The problem if misclassification of T2DM is mainly a mess in ICD9CM, because many of the codes were like 250.02, ‘Diabetes mellitus without mention of complication, type II or unspecified type, uncontrolled’, (by allowing combining T2DM or unspecified, it creates ambiguity)

To check this out, I created a new T1DM definition, but revised the T2DM conceptset as follows:

In CCAE, here’s the attrition table for the original definition:

…and here it is when using the T2DM-specific conceptset for inclusion criteria #2:

So, we can see we increase our sample by 33%, simply by allowing non-specific codes in the definition.

That said, in both cases, we see that excluding T2DM codes is the big driver of patient loss. And clearly, that will have some impact on sensitivity of the T1DM definition (though should help increase specificity). Whether that sensitivity/specificity tradeoff is desirable is something that would be good to deliberate on.

I wanted to try to see why we are losing sensitivity without gains in PPV in our algorithms. I tested 2 new algorithms for T1DM, one with a second dx code for T1DM 0-365 days after the index plus a drug exposure to insulin without requiring a prior 365 day observation period and one that does require a 365 day prior observation period. The results were:

This seems to indicate that we can achieve relatively high PPV and sensitivity for T1DM using these simpler algorithms without excluding T2DM/secondary diabetes codes. In CCAE, a US dataset of those generally under 65YO, we see a PPV of around 80% while maintaining a sensitivity of about 73%.The overall performance can also be assessed using the F1 score which is the harmonic mean of the sensitivity and PPV. The simpler definitions had higher F1 scores than the definition using exclusions for T2DM/secondary diabetes codes. Between the two new algorithms, imposing a 365 prior observation period does reduce the sensitivity with only a small change in PPV.

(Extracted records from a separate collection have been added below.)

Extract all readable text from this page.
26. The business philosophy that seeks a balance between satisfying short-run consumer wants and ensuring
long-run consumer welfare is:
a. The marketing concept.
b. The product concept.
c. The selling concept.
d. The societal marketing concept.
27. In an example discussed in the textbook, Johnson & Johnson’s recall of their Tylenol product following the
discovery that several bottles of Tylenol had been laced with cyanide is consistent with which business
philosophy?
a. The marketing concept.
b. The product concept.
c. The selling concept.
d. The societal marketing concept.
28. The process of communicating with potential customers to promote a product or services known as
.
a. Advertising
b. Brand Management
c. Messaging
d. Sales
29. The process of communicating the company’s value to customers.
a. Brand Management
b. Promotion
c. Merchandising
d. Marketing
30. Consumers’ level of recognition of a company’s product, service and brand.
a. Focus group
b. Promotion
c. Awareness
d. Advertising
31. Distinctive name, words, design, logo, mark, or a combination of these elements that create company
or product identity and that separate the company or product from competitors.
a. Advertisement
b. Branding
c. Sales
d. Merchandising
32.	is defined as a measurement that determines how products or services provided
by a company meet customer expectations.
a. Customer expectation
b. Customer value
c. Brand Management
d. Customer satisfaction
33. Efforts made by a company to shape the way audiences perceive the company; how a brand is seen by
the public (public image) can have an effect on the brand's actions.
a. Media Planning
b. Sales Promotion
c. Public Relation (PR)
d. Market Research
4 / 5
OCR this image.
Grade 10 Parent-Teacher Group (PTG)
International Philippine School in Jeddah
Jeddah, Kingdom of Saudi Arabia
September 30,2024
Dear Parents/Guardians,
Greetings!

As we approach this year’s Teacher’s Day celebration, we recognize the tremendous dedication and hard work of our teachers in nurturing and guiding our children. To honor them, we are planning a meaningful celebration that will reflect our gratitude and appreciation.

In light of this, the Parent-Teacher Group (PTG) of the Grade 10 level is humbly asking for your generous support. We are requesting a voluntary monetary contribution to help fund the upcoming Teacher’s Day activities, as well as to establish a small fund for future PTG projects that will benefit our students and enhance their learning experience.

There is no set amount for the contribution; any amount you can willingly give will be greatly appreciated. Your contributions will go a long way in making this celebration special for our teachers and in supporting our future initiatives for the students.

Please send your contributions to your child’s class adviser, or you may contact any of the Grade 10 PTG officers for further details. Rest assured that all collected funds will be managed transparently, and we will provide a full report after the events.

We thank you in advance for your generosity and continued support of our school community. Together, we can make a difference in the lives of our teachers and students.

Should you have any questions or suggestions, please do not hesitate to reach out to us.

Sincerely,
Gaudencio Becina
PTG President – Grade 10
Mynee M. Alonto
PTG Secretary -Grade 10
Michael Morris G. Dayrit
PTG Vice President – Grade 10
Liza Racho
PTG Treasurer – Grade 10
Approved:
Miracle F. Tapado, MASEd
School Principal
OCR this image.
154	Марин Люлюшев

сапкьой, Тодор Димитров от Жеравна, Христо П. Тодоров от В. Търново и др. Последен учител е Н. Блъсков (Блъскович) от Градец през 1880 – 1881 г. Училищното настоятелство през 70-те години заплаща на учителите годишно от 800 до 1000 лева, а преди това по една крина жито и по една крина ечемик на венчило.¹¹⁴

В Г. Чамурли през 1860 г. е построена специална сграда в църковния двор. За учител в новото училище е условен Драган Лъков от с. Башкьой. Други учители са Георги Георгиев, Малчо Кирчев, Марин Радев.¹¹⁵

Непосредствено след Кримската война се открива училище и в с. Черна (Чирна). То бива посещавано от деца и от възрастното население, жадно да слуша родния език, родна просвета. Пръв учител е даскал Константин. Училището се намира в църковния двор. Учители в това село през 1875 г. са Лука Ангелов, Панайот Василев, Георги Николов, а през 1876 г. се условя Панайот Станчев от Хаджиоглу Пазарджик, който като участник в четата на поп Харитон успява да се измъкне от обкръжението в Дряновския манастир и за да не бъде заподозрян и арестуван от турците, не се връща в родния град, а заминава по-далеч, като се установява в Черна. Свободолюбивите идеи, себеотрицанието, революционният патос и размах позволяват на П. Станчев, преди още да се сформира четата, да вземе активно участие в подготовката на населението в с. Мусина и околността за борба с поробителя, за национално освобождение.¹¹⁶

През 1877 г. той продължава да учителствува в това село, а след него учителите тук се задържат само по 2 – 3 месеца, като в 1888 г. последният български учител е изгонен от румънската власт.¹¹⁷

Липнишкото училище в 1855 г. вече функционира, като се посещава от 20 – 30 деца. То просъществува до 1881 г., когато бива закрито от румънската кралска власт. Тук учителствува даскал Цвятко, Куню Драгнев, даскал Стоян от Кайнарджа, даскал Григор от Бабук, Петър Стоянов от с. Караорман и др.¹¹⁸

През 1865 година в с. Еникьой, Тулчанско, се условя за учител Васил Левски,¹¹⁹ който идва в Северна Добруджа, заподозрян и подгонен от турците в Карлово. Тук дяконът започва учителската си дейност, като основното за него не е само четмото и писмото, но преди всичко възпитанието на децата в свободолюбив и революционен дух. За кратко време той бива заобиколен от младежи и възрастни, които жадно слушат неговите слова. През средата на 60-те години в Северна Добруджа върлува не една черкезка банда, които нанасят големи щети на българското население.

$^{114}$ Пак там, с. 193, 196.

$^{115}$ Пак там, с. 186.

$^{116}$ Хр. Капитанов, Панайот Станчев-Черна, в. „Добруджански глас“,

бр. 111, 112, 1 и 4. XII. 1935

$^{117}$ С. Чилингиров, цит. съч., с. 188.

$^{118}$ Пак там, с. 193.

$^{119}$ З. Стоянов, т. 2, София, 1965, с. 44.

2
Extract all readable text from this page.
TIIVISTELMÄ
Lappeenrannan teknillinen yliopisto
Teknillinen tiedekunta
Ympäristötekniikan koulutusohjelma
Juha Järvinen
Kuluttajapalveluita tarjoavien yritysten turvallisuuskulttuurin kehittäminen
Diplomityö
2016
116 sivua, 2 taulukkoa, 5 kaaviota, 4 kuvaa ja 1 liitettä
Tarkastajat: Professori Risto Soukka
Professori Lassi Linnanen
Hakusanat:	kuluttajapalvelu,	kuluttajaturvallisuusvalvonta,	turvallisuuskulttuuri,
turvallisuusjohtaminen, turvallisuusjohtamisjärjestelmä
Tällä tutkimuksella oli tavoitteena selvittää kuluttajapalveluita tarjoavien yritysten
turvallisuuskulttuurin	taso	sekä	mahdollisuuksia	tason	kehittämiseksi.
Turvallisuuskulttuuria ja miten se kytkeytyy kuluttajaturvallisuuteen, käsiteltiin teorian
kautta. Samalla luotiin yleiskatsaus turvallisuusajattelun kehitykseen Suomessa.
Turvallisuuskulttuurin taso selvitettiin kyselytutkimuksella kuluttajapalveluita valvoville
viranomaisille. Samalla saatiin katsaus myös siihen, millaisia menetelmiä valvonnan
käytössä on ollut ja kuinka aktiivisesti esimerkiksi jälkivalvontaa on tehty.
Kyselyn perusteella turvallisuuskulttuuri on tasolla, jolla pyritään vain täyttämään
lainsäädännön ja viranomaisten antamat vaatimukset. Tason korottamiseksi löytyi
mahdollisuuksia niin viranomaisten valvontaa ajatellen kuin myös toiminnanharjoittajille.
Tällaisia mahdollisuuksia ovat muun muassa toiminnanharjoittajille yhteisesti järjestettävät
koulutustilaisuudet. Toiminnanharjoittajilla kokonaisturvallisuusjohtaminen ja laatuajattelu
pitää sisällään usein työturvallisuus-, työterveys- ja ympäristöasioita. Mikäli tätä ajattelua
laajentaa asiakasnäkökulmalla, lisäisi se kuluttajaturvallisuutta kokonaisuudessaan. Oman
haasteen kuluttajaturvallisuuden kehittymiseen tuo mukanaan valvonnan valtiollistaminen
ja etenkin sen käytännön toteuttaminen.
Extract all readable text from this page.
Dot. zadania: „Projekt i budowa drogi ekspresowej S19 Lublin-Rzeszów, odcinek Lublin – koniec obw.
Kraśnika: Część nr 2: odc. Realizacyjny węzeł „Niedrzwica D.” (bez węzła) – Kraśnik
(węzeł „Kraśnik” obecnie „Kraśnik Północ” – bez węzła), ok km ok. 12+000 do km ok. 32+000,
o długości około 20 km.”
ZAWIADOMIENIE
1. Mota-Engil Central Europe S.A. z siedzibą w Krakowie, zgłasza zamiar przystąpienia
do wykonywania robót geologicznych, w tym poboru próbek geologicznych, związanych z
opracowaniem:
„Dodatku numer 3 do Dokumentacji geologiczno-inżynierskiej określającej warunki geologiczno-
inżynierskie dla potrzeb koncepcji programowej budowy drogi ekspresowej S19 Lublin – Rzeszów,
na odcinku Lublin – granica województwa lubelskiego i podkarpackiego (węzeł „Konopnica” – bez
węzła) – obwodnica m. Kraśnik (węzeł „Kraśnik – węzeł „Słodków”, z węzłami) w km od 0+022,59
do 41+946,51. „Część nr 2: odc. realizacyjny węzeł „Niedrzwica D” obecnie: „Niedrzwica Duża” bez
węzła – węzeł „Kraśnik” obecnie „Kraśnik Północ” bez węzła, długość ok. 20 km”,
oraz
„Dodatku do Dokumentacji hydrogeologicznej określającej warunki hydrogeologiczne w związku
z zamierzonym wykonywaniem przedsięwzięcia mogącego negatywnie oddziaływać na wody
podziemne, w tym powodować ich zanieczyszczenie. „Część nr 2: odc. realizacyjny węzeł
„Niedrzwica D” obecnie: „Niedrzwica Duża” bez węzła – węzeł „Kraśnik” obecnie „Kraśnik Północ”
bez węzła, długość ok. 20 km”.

This is awesome, great stuff Joel. I think this really puts an important point about using empirical results to guide of phenotype evaluation process. Now that I see these PheValuator findings, I certainly favor your revised definition…and I crave to see how that revised definition works across other databases in the OHDSI network.

Do others in the community want to try out the alternative T1DM definitions?